I think $$ \frac{\mathbb{Z}[\sqrt{5}]}{(2)}\cong \{ a+bx:\;a,b\in\mathbb{Z}/2\mathbb{Z}\} $$ since we may equivalently first quotient $\mathbb{Z}[x]$ by $2$ and then by $x^2-1$, killing all quadratic terms and above.
Similarly, I think $$ \frac{\mathbb{Z}[\sqrt{-2}]}{(2)}=\{ a+bx:\;a,b\in\mathbb{Z}/2\mathbb{Z}\} $$ and $$ \frac{\mathbb{Z}[\sqrt{-3}]}{(1+\sqrt{-3})}\cong \mathbb{Z}/4\mathbb{Z} $$ since this is equivalent to first mapping $x$ to $1$ and then $4$ to $0$.

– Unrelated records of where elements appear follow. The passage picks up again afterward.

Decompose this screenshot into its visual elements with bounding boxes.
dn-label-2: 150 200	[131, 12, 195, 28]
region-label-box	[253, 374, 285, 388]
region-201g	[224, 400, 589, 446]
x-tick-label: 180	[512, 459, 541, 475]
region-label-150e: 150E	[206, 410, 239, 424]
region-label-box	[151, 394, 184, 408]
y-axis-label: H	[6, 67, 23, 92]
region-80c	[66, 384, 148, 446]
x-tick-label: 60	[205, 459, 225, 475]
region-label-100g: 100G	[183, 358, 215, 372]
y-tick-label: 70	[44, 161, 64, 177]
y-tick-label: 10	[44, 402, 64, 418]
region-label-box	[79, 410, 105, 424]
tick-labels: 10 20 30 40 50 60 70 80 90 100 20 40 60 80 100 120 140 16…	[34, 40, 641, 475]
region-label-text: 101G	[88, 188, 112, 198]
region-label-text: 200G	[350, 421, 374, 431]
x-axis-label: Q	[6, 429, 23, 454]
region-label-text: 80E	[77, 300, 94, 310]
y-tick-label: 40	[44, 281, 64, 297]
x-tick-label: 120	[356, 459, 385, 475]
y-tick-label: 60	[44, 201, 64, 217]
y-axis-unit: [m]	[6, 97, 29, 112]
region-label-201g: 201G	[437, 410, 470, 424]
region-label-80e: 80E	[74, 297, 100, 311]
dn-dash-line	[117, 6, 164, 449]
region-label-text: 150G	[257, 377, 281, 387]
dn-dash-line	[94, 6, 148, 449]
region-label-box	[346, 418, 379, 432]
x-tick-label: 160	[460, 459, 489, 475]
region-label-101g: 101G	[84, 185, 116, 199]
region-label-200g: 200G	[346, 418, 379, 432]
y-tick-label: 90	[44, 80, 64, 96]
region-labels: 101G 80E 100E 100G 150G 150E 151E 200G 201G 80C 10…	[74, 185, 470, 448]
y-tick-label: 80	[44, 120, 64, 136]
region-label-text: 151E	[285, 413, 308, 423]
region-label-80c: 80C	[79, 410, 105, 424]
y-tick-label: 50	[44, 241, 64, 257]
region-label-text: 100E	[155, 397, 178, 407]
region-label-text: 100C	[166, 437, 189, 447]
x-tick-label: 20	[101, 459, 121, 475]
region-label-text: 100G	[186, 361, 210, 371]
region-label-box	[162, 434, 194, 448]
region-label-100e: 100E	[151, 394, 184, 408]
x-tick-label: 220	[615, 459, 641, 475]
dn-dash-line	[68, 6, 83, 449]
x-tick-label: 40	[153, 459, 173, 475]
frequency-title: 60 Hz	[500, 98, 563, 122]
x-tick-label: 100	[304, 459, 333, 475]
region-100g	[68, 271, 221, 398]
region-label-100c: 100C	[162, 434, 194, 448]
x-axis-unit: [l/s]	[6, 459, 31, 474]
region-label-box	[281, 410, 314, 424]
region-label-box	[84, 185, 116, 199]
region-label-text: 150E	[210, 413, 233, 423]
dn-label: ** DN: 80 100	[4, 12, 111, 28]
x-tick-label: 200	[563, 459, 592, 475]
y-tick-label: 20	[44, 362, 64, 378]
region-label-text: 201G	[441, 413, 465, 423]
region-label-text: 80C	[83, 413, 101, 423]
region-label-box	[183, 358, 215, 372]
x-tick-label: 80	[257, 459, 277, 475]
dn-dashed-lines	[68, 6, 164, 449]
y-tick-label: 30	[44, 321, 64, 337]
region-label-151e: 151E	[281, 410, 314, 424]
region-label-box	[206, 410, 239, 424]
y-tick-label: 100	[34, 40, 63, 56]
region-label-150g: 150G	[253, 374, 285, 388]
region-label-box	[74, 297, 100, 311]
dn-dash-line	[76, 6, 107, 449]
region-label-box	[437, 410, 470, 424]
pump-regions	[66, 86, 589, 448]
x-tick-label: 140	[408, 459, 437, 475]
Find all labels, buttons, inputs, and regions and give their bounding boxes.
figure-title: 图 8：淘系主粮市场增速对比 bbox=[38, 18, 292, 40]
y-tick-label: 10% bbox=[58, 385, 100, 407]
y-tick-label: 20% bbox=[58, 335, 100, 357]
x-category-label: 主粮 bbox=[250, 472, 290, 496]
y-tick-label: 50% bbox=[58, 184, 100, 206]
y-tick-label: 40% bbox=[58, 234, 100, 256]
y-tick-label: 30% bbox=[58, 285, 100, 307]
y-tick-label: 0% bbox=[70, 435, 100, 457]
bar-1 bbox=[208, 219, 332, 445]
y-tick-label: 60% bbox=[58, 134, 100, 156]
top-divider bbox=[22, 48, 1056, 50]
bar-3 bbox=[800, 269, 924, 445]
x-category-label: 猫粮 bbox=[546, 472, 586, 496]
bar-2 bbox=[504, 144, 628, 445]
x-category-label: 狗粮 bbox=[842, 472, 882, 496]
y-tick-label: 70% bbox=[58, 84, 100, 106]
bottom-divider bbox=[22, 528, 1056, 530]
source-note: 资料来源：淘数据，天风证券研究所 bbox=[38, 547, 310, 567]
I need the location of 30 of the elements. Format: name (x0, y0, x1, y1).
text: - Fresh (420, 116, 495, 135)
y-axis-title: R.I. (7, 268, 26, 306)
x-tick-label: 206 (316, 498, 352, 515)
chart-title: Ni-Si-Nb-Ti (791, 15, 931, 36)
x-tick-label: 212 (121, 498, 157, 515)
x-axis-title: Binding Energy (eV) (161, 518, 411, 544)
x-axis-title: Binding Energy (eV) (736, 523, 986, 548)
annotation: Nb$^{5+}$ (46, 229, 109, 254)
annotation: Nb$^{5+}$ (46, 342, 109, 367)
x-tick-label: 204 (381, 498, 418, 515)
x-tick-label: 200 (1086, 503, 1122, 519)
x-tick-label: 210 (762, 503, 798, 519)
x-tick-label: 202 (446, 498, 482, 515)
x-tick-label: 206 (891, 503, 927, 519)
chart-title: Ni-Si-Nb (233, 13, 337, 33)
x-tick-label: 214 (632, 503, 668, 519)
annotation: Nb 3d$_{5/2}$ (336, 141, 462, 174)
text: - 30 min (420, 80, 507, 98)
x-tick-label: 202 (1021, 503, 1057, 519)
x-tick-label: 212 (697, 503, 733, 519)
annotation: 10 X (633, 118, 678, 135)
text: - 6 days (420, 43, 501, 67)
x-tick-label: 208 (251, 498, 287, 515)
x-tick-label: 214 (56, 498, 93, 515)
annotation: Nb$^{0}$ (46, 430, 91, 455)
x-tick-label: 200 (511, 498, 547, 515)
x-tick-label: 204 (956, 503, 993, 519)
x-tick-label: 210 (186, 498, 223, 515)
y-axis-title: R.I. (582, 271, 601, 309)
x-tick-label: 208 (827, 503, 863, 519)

$$\mathbf{Z}[\sqrt{5}]/(2) \cong \mathbf{Z}/2\mathbf{Z}[x]/(x+1)^2 \cong \mathbf{Z}/2\mathbf{Z}[\varepsilon]/(\varepsilon^2)$$
This is the dual numbers over $\mathbf{Z}/2\mathbf{Z}$. The first isomorphism is because $$x^2 - 5 \equiv x^2 - 1 \equiv (x - 1)(x + 1) \equiv (x+1)^2 \pmod 2. $$ The second is the substitution $\varepsilon = x + 1$.
The ring $\mathbf{Z}[\sqrt{-2}]/(2)$ is isomorphic to the same ring. It is not isomorphic (as a ring) to $\mathbf{Z}/2\mathbf{Z} \oplus \mathbf{Z}/2\mathbf{Z}$ since, for example, $\sqrt{-2}$ is a non-zero element whose square is $0$; no element of $\mathbf{Z}/2\mathbf{Z} \oplus \mathbf{Z}/2\mathbf{Z}$ has this property.
The last ring is indeed isomorphic to $\mathbf{Z}/4\mathbf{Z}$ and not isomorphic to the first two because every element of $\mathbf{Z}/2\mathbf{Z}[\varepsilon]/(\varepsilon^2)$ has order 2.